Ana Clara Libório, Laura Lopes Trajano e Maria Paula Lopes de Araújo


Durante a trajetória brasileira, houve diversas movimentações e eventos comunicativos, midiáticos e jornalísticos. Estas movimentações são parte importante da nossa historicidade nacional uma vez que retratam de qual modo a informação e a opinião são tratadas no país, além de demonstrar (de maneira concreta e direta) quais eram essas.


Dentre esses movimentos e eventos surge a necessidade de apontar a imprensa negra brasileira: um movimento jornalístico que agitou o panorama comunicativo enquanto atuava fortemente na luta racial brasileira.


É importante entender que a movimentação da imprensa negra existiu em dois sentidos: como movimento social e como movimento jornalístico. Isso é importante porque permite enxergamos o caráter social da imprensa, além de valorizar e conhecer uma atuação preta e relevante, que assim como outras no Brasil foram apagadas e silenciadas devido o racismo.

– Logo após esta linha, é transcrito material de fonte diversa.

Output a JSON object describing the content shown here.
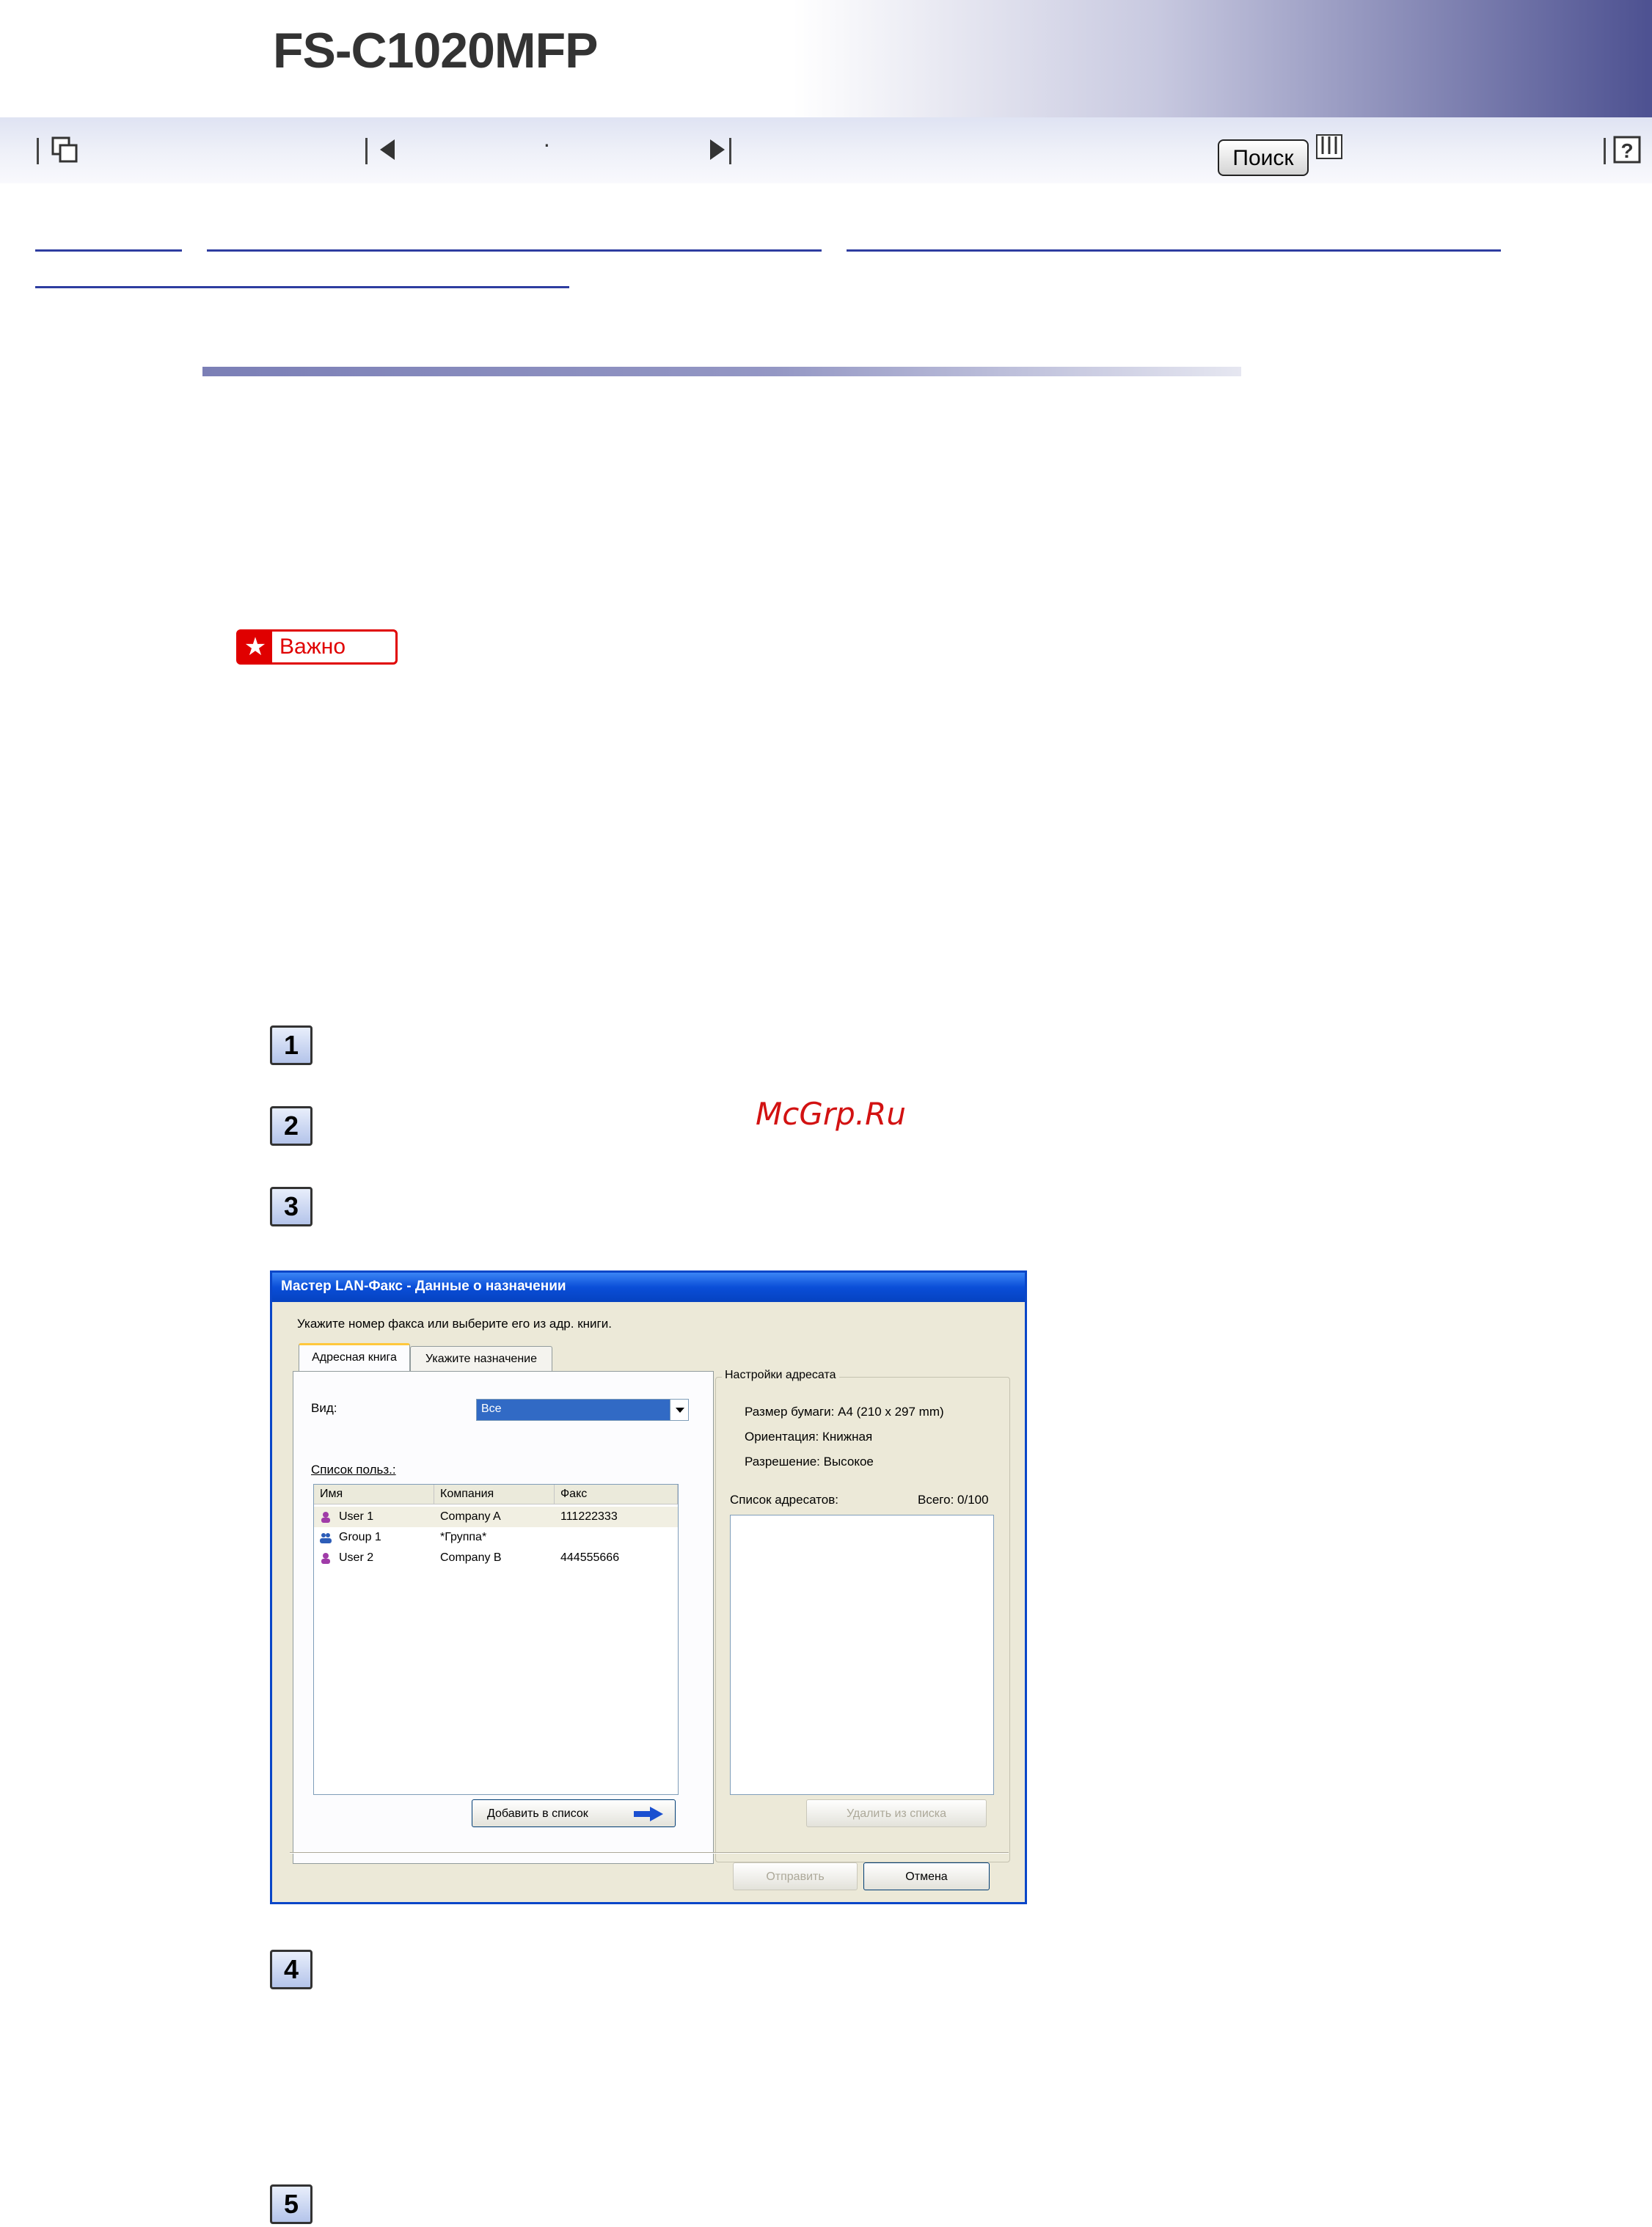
{
  "header": {
    "product": "FS-C1020MFP"
  },
  "navbar": {
    "search_label": "Поиск",
    "dot": "·"
  },
  "important": {
    "label": "Важно"
  },
  "steps": [
    "1",
    "2",
    "3",
    "4",
    "5"
  ],
  "watermark": "McGrp.Ru",
  "dialog": {
    "title": "Мастер LAN-Факс - Данные о назначении",
    "instruction": "Укажите номер факса или выберите его из адр. книги.",
    "tabs": [
      "Адресная книга",
      "Укажите назначение"
    ],
    "view_label": "Вид:",
    "view_value": "Все",
    "user_list_label": "Список польз.:",
    "columns": [
      "Имя",
      "Компания",
      "Факс"
    ],
    "rows": [
      {
        "name": "User 1",
        "company": "Company A",
        "fax": "111222333",
        "kind": "user-icon"
      },
      {
        "name": "Group 1",
        "company": "*Группа*",
        "fax": "",
        "kind": "group-icon"
      },
      {
        "name": "User 2",
        "company": "Company B",
        "fax": "444555666",
        "kind": "user-icon"
      }
    ],
    "add_button": "Добавить в список",
    "settings_title": "Настройки адресата",
    "paper_size": "Размер бумаги: A4 (210 x 297 mm)",
    "orientation": "Ориентация: Книжная",
    "resolution": "Разрешение: Высокое",
    "recipients_label": "Список адресатов:",
    "total": "Всего: 0/100",
    "remove_button": "Удалить из списка",
    "send_button": "Отправить",
    "cancel_button": "Отмена"
  }
}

Peles negras e tintas pretas contribuíram mais para a história do nosso país do que os jornais e livros de história contam. Isso passa pela produção de jornais e narrativas próprios, que encarregados de documentar feitos, momentos e manifestações, fazer denúncias a discriminação racial, além de valorizar narrativas que envolvem os indivíduos negros.


De acordo com o professor do curso de Jornalismo da Universidade Federal de Juiz de Fora (UFJF) Wedencley Alves Santana (54), a imprensa negra brasileira data do período pré-abolição. “Na verdade, o que chamamos de imprensa negra é secular. Luiz Gama, por exemplo, um dos autores na imprensa abolicionista no século 19, nunca esteve nas mãos dos grandes capitais midiáticos, como Globo, Folha de São Paulo, Correio Braziliense, etc.. Weden, como gosta de ser chamado, pondera que a imprensa negra no Brasil geralmente não está contemplada na grande mídia. “Nunca foi uma tradição do país agregar a imprensa étnica a grandes grupos corporativos, sempre foi uma imprensa dita alternativa, com limitação material mas com papel fundamental no abolicionismo e depois na contra hegemonia. A importância é específica para a discussão de cada época, principalmente num país que abraçou a ideia de inferioridade da raça negra, com o racismo”, analisa.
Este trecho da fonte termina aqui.